Akyürek’in anlattıklarını dinledikten sonra başkanın bu 2.5 ayı iyi değerlendirdiğini söyleyebilirim. Bu süreçte Mevlana Kültür Merkezi’nin belediyeye devri büyük oranda tamamlanmış, yeni fuar alanı için daha büyük bir arazi bulunmuş, eski fuar alanı büyük bir park haline dönüştürülüyor, Devlet Demir Yolları belediye devredilerek belediye sınırları içerisinde banliyö seferleri başlatılıyor, Mevlana ve çevresinde oluşturulan kültür vaadisi için kollar sıvanmış durumda vesaire, vesaire, vesaire...

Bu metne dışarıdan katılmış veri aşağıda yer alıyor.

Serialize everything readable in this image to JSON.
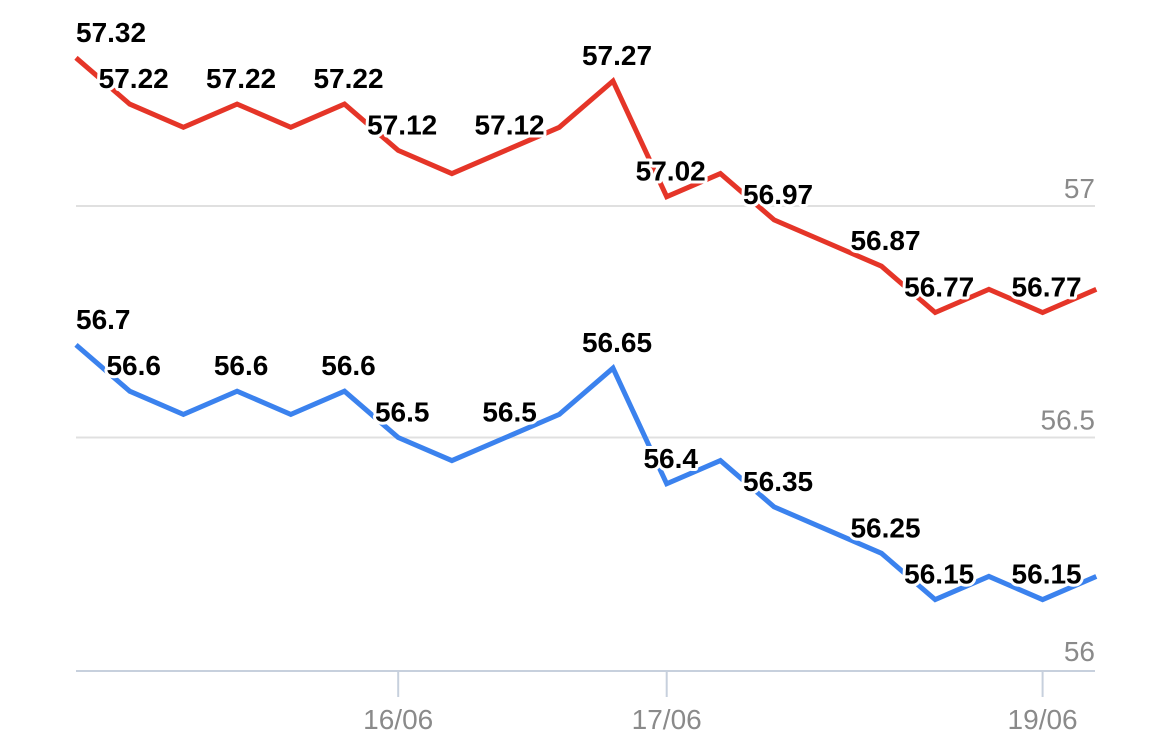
{
  "chart_data": {
    "type": "line",
    "ylim": [
      56,
      57.3
    ],
    "y_ticks": [
      56,
      56.5,
      57
    ],
    "y_tick_labels": [
      "56",
      "56.5",
      "57"
    ],
    "x_tick_labels": [
      {
        "index": 6,
        "label": "16/06"
      },
      {
        "index": 11,
        "label": "17/06"
      },
      {
        "index": 18,
        "label": "19/06"
      }
    ],
    "grid": "horizontal",
    "series": [
      {
        "color": "#e53528",
        "values": [
          57.32,
          57.22,
          57.17,
          57.22,
          57.17,
          57.22,
          57.12,
          57.07,
          57.12,
          57.17,
          57.27,
          57.02,
          57.07,
          56.97,
          56.92,
          56.87,
          56.77,
          56.82,
          56.77,
          56.82
        ],
        "labels": [
          "57.32",
          "57.22",
          "",
          "57.22",
          "",
          "57.22",
          "57.12",
          "",
          "57.12",
          "",
          "57.27",
          "57.02",
          "",
          "56.97",
          "",
          "56.87",
          "56.77",
          "",
          "56.77",
          ""
        ]
      },
      {
        "color": "#3b82ee",
        "values": [
          56.7,
          56.6,
          56.55,
          56.6,
          56.55,
          56.6,
          56.5,
          56.45,
          56.5,
          56.55,
          56.65,
          56.4,
          56.45,
          56.35,
          56.3,
          56.25,
          56.15,
          56.2,
          56.15,
          56.2
        ],
        "labels": [
          "56.7",
          "56.6",
          "",
          "56.6",
          "",
          "56.6",
          "56.5",
          "",
          "56.5",
          "",
          "56.65",
          "56.4",
          "",
          "56.35",
          "",
          "56.25",
          "56.15",
          "",
          "56.15",
          ""
        ]
      }
    ]
  }
}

Bunların hepsi güzel projeler. Umut ederiz bir an önce başlanır ve bitirilir. Belediyenin bu yılki yatırım bütçesini 100 trilyon lira olarak belirlenmesi de iyi bir hedef.

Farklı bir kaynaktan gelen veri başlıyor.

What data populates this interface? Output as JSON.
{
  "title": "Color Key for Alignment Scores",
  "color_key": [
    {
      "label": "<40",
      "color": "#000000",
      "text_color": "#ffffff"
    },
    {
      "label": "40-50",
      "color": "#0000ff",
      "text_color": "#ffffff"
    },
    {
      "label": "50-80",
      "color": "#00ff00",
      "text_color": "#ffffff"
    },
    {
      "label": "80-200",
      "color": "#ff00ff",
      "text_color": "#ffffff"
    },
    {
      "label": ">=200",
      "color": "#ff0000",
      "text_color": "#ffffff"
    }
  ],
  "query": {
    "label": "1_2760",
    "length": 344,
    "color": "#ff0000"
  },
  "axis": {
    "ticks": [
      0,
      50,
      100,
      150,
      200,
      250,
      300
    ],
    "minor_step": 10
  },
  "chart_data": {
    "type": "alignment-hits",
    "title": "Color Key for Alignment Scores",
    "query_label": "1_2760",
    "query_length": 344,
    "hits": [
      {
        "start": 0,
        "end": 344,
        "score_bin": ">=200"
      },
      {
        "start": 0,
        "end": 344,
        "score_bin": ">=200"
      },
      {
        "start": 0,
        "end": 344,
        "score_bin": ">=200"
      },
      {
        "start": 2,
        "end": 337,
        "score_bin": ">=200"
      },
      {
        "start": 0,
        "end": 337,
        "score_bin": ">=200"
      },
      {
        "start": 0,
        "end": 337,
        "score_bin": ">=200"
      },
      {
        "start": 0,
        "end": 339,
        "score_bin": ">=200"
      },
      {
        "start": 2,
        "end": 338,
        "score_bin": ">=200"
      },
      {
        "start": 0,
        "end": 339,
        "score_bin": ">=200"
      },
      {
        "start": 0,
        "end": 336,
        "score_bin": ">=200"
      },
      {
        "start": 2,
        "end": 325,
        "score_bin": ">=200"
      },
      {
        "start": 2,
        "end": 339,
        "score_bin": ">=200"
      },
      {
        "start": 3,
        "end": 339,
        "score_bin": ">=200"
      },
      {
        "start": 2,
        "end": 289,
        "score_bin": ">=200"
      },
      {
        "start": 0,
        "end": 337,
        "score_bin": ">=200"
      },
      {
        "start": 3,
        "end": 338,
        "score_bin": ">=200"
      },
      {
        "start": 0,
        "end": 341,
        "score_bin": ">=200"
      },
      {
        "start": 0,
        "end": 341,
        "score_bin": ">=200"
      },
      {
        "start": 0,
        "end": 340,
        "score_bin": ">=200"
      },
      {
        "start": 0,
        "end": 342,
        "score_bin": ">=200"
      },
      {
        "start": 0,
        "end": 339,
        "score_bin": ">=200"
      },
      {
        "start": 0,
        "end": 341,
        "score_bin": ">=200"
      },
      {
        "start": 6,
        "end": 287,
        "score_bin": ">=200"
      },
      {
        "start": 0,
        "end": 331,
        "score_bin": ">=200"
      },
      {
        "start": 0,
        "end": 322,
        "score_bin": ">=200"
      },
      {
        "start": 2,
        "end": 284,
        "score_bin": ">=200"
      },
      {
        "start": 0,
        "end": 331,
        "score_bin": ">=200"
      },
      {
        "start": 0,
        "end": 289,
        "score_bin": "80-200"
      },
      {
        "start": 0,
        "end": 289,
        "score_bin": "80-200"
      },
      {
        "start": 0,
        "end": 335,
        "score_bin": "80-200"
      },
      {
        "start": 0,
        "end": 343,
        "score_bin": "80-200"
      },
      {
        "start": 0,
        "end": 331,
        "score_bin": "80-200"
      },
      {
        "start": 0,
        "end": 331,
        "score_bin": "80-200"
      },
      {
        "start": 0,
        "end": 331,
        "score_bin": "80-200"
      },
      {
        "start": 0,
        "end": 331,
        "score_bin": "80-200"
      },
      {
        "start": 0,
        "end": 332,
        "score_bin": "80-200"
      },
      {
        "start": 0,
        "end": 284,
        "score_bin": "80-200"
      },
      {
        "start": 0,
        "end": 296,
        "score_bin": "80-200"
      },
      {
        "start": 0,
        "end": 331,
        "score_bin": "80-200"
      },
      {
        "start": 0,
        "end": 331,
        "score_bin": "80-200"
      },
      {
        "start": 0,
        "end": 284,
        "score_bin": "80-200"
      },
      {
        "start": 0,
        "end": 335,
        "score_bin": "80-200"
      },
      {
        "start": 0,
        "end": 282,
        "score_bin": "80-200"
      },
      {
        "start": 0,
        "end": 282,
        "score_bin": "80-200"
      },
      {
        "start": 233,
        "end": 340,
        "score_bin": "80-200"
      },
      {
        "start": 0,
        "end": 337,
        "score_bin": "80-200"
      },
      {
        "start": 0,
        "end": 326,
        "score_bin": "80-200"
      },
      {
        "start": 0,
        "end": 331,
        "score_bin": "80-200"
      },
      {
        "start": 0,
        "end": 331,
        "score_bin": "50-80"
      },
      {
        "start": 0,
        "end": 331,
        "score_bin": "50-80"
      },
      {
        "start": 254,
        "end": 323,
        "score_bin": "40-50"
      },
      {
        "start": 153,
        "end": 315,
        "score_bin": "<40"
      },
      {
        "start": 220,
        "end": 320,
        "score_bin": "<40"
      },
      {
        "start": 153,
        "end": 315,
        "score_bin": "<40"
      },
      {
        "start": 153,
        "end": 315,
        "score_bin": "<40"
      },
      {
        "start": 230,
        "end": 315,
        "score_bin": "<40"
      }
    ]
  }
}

Konya’daki bu güzel gelişmelerle birlikte Türkiye’de de önemli gelişmeler oldu bir hafta içinde. İKÖ Genel Sekreterliğine Türkiye’nin desteklediği adayın başkan seçilmesi hiç şüphesiz bu önemli gelişmelerin başında yer alıyor.
60’a yakın islam ülkesinin temsil edildiği İKÖ Türkiye’nin öncülüğnde bu dönem daha aktif bir rol üstlenecek. İslam aleminin tek ses tek yumruk olması aslında uluslar arası dengelerin sağlanmasında büyük bir öneme sahip. Ama bu güne kadar bu birliktelik bir türlü sağlanamadı.
Türkiye AB sürecinde kritik dönemece girdi. Türkiye’nin atacağı adımlar, Türk yetkililerinin ağzından çıkacak olan cümleler artık biraz daha önem arz ediyor. Herkesin dikkatli hareket etmesi gerekmektedir. Bu süreçte popülist davranmaya, duygusal olmaya hiç gerek yok.
Bu süreçten yararlanmaya çalışan unsurlar de mevcut. Bunlardan biri de terör örgütü PKK. Ben hala PKK diyorum. Çünkü örgütün ismini değiştirmesi bana göre bir anlam ifade etmiyor. Son bir hafta içerisinde şehit edilen güvenlik görevlilerimiz “eski karanlık günler geri mi geliyor” endişesi oluşturdu.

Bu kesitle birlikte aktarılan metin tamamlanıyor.